Debate Magazine

Ignorance is the Gunloon State of Mind

Posted on the 25 June 2012 by Mikeb302000
Ignorance is a state of not knowing, a state of being uninformed and unaware.
You can be incredibly intelligent, yet you can still be ignorant. Ignorance is distinguished from stupidity, although both can lead to "unwise" acts.
Writer Thomas Pynchon articulated about the scope and structure of one's ignorance: "Ignorance is not just a blank space on a person's mental map. It has contours and coherence, and for all I know rules of operation as well. So as a corollary to [the advice of] writing about what we know, maybe we should add getting familiar with our ignorance, and the possibilities therein for writing a good story."
There is also Willful delusion. That is a state where matters which are obvious are sometimes ignored, not taken into consideration. This phenomenon is not limited to ordinary persons without native ability but extends to the highest level of human governance resulting in nightmarish scenarios that could, with more wisdom, have been avoided. In fact, the term Ignoramus is sometimes used for someone who is willfully ignorant.
But the reason I mention this, is that I find when I deal with gunloons, I can show them passages which in which it is quite obvious that it supports my position, not theirs, where they will deny this.
In fact, they can even raise points that contradict their positions, yet they do not acknowledge this. It's weird how they can see or say things which contradict their position, yet still hold onto them for dear life.
Personally, I would prefer something substantive in the way of criticism rather than the fallacious arguments; in particular, the use of personal information--especially imagined personal information. Such attempts to negate the truth of a claim by pointing out a negative characteristic or belief of the person supporting it. That is a a logical fallacy, or more precisely an informal fallacy and an irrelevance to the argument.
But, I find that the gunloon argument is based upon fallacies, fiction (in particular Science fiction "an armed society is a polite society"), half-quotations, and just general historic misrepresentation. In fact, the gun rights concept is a good example of believing in the concept of just wanting to believe that one believes rather than actually believing in anything real.
Ultimately, I can provide far more facts than they do, yet they will choose not to believe it. Science has shown that a part of the brain, the amygdala, helps to keep one ignorant. The amygdala is responsible for the body's fight or flight response, setting off a chain of biological changes that prepare the body to respond to danger well before the brain is conscious of any threat. It's reactions will resist any information that conflicts with deeply held beliefs.

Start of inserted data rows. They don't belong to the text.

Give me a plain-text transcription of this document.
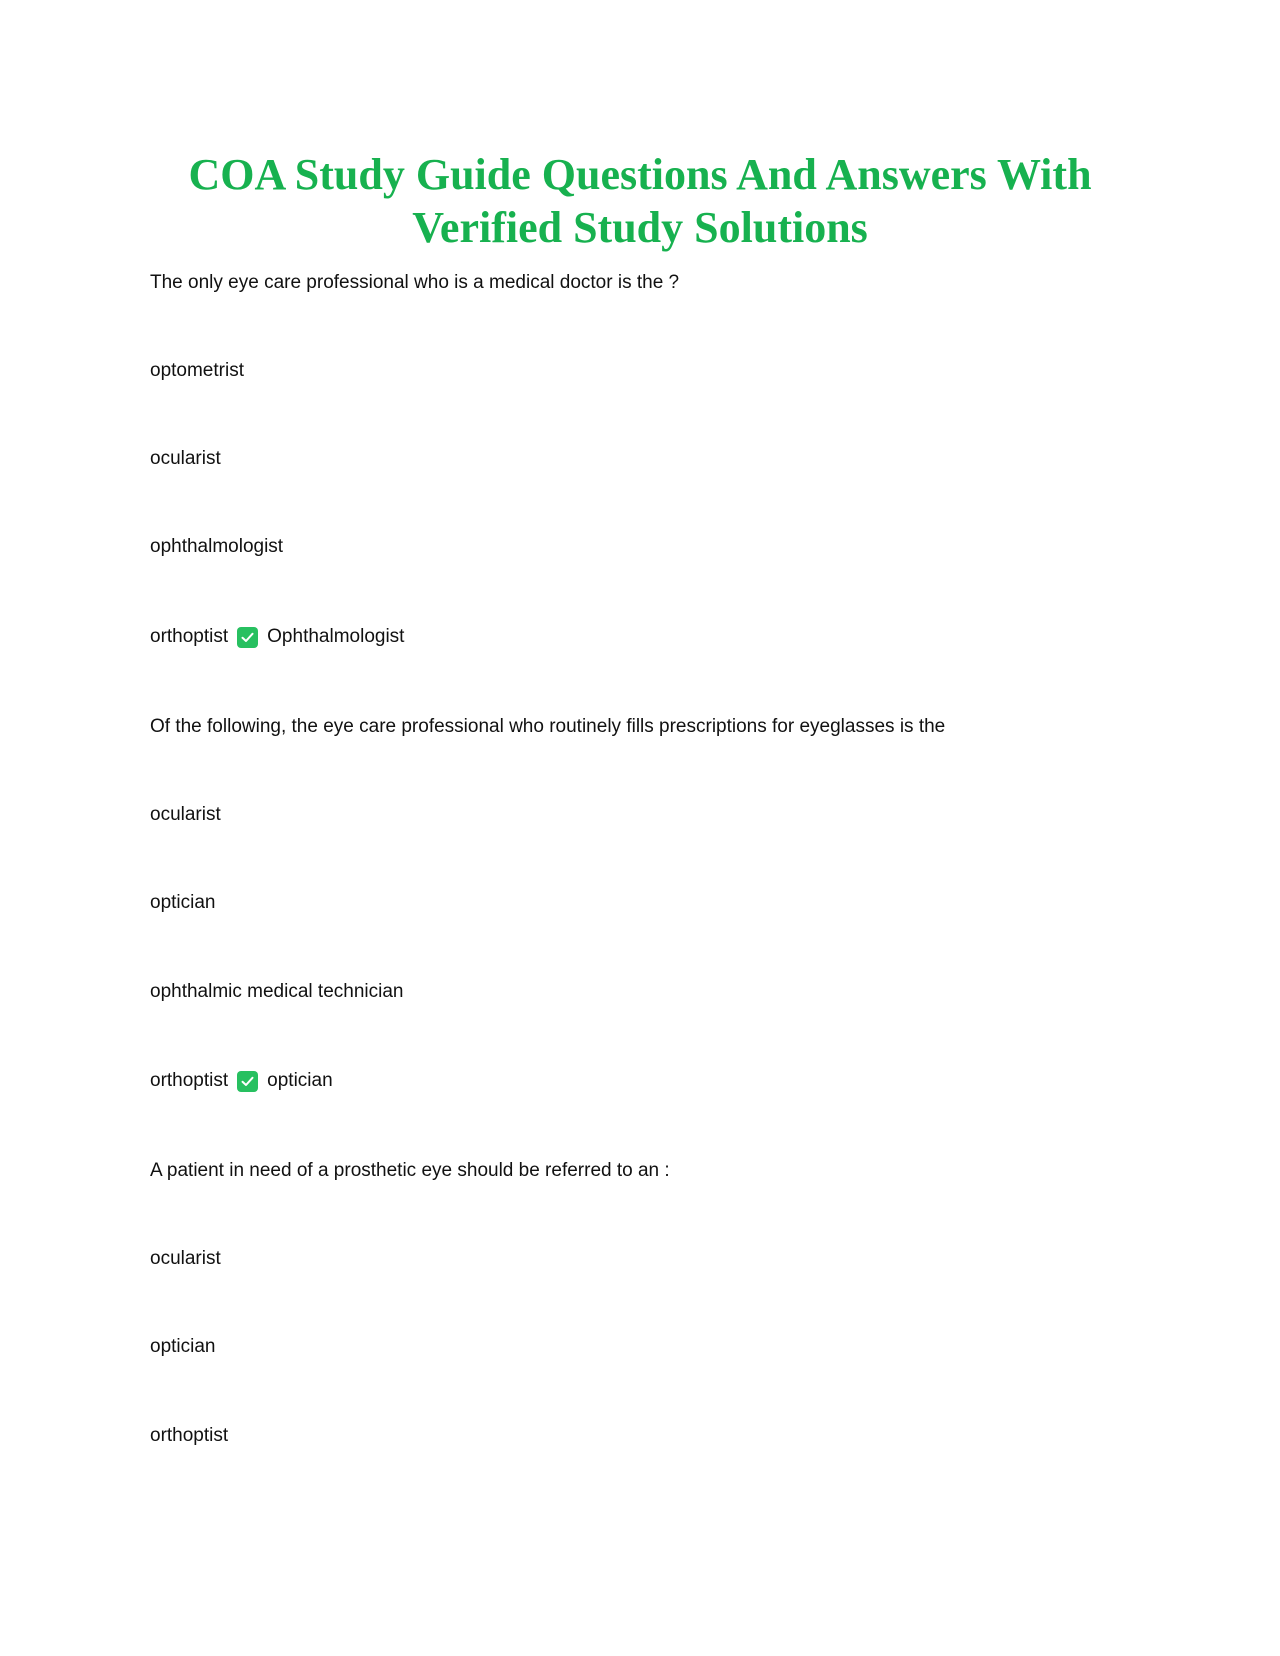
COA Study Guide Questions And Answers With
Verified Study Solutions
The only eye care professional who is a medical doctor is the ?
optometrist
ocularist
ophthalmologist
orthoptist Ophthalmologist
Of the following, the eye care professional who routinely fills prescriptions for eyeglasses is the
ocularist
optician
ophthalmic medical technician
orthoptist optician
A patient in need of a prosthetic eye should be referred to an :
ocularist
optician
orthoptist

There is another thing, some people also justify their beliefs against any arguments to the contrary. Behavioural economist Dan Ariely says the assumption made by most economists that people behave rationally, balancing the costs and benefits of different courses of action, is simply wrong Ariely is the Duke University professor who wrote “Predictably Irrational,” a look at how irrational behavior bends our lives in predictable ways. Ariely explains that expectations, emotions, social norms, and other invisible, seemingly illogical forces skew our reasoning abilities.
Even sadder is the fact that these people will ignore experts and people with better knowledge of a topic merely because it conflicts with their deeply held beliefs. Expertise and knowledge is seen as elitism, while ignorance that reinforces ignorance is seen as a virtue.
So, while there are some who hope to conquer ignorance with truth. I think the reality is that it is hard to persuade people who are seriously stuck in their beliefs. The sad thing is that they can be incredibly intelligent, yet they can also be woefully ignorant.